SHREVEPORT, La. (KTAL/KMSS) As raw sewage gushes from a broken sewer line into Sand Beach Bayou, just south of the intersection of Louisiana Highway 1 and Flournoy-Lucas Road, a construction crew sent by the Shreveport Water and Sewage Department is attempting to find the breach and correct it.
Sand Beach Bayou flows into Bayou Pierre in Natchitoches and then into the Red River, the area’s main water supply.
NBC6/FOX33 was contacted just before 11 today about the situation, and our crew arrived on the scene just after noon to find Eric Hatfield, constable for that area, Jeremy Salter and his 12-year-old son, Zack, who say they reported the broken line last Wednesday.
That was the day Salter took Zack fishing at Sand Beach Bayou, but not for long after Zack came and got him after seeing raw sewage gushing into the bayou.
Zack, who was fishing a few yards downstream from his dad, knew something wasn’t quite right.
“I saw this and I smelled it and I didn’t really know what it was,” Zack said, adding “I figured I should go tell (my dad) because I knew it wasn’t here before.
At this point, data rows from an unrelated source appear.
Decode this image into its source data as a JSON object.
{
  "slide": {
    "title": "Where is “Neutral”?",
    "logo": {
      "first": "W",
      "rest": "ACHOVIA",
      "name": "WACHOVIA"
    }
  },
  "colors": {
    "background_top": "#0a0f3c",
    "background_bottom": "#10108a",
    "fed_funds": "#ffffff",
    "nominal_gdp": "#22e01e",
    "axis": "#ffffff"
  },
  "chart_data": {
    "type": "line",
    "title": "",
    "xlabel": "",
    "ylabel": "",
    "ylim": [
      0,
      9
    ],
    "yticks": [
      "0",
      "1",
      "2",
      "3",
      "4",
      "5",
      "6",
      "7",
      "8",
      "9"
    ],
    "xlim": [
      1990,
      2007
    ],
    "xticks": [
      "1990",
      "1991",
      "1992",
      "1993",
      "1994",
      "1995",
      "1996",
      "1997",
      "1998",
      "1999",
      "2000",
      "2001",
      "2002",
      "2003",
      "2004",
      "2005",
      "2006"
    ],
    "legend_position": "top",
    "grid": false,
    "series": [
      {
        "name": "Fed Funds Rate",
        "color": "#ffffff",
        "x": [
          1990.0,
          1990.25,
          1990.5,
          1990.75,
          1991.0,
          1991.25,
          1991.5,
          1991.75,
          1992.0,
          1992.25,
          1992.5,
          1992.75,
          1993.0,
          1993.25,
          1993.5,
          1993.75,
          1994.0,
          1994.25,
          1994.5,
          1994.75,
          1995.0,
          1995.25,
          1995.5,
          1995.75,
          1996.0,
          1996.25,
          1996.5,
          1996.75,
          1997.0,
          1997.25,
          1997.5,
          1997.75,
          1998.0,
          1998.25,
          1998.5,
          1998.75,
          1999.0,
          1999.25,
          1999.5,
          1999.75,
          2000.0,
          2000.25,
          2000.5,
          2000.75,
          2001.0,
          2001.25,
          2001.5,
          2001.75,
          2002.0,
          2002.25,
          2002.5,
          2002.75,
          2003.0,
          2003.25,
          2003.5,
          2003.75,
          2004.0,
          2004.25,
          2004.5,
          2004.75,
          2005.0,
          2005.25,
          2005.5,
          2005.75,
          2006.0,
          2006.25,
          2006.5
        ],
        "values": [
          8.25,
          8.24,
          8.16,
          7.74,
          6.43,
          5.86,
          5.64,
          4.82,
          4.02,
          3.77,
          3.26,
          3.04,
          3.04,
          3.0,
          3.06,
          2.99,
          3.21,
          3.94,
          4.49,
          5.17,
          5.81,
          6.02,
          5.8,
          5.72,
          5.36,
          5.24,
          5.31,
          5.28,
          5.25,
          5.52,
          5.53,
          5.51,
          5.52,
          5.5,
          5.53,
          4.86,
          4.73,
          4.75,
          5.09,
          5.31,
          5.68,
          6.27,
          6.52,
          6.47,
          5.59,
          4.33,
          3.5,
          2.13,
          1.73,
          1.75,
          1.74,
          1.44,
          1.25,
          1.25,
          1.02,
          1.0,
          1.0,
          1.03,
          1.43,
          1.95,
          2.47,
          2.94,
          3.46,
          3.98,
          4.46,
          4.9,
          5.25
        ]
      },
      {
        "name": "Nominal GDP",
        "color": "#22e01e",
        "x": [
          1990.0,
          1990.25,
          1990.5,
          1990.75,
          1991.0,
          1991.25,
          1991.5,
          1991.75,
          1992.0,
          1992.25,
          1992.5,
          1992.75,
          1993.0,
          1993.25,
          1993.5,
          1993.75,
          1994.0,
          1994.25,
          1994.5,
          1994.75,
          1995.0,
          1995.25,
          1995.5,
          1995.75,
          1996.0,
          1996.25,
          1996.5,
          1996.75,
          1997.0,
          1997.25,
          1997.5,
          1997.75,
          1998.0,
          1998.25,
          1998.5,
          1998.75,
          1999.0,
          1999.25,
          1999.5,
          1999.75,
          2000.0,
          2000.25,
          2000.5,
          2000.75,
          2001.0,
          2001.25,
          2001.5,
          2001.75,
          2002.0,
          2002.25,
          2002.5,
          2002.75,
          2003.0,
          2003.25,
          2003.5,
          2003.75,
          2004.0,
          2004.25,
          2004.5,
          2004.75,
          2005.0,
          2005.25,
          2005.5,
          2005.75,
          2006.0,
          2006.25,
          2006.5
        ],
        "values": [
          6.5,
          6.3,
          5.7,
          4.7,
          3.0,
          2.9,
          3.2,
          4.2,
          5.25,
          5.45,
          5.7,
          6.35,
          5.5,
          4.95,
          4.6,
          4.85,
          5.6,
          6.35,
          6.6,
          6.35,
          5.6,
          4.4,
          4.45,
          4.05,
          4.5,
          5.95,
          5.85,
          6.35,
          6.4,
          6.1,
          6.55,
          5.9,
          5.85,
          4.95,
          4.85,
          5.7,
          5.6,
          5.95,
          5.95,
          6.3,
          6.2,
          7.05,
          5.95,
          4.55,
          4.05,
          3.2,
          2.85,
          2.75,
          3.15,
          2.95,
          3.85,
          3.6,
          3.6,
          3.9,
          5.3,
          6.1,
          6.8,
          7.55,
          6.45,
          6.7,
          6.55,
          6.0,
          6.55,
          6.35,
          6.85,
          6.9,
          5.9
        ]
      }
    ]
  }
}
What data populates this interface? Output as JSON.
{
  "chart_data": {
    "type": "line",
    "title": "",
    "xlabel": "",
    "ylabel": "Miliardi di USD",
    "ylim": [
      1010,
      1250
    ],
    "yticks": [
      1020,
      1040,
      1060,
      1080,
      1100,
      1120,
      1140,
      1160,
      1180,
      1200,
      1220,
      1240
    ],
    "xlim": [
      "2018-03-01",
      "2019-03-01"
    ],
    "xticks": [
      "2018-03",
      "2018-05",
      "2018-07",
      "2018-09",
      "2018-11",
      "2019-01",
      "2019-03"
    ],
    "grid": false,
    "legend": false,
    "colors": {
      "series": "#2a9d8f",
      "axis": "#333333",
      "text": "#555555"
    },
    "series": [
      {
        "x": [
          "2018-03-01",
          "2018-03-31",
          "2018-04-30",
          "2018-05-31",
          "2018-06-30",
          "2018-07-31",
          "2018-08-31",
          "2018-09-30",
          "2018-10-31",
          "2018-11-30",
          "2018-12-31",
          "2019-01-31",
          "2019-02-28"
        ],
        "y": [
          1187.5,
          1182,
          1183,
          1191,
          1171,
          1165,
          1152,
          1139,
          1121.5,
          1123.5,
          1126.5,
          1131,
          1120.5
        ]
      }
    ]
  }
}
I knew it wasn’t natural.”
The Salters often go there to fish, but hadn’t been there in a few weeks. Until Wednesday.
Salter said as soon as his son called him over, and he saw the situation, he and Zack immediately went home to call Shreveport’s Water and Sewer Department.
The person who answered, Salter said, told him his concern would be “put on a list.”
The Salters called Hatfield this morning, after going back to check on the City’s progress and saw that sewage not only was still gushing, but had eroded surrounding land.
Hatfield went to the site, and then called the Shreveport’s Water and Sewer’s emergency number, which, Ben Riggs, director of communication for the City of Shreveport, said Hatfield’s call today was the first the City had received about the broken sewage supply line. He added the City responded to the site 45 minutes after they received the call.
In addition to what he believes to be a public health concern that could adversely affect surrounding neighborhoods, Hatfield said the sewage is “contaminating the water where the fish are…deer, hogs, there’s all kinds of wildlife around here. This is their water supply. They drink out of it.”
This afternoon, the NBC6/FOX33 crew returned to the area around 6 p.m., and were at the scene when construction crews arrived to begin excavation of the eroded area to find the breach in the supply line.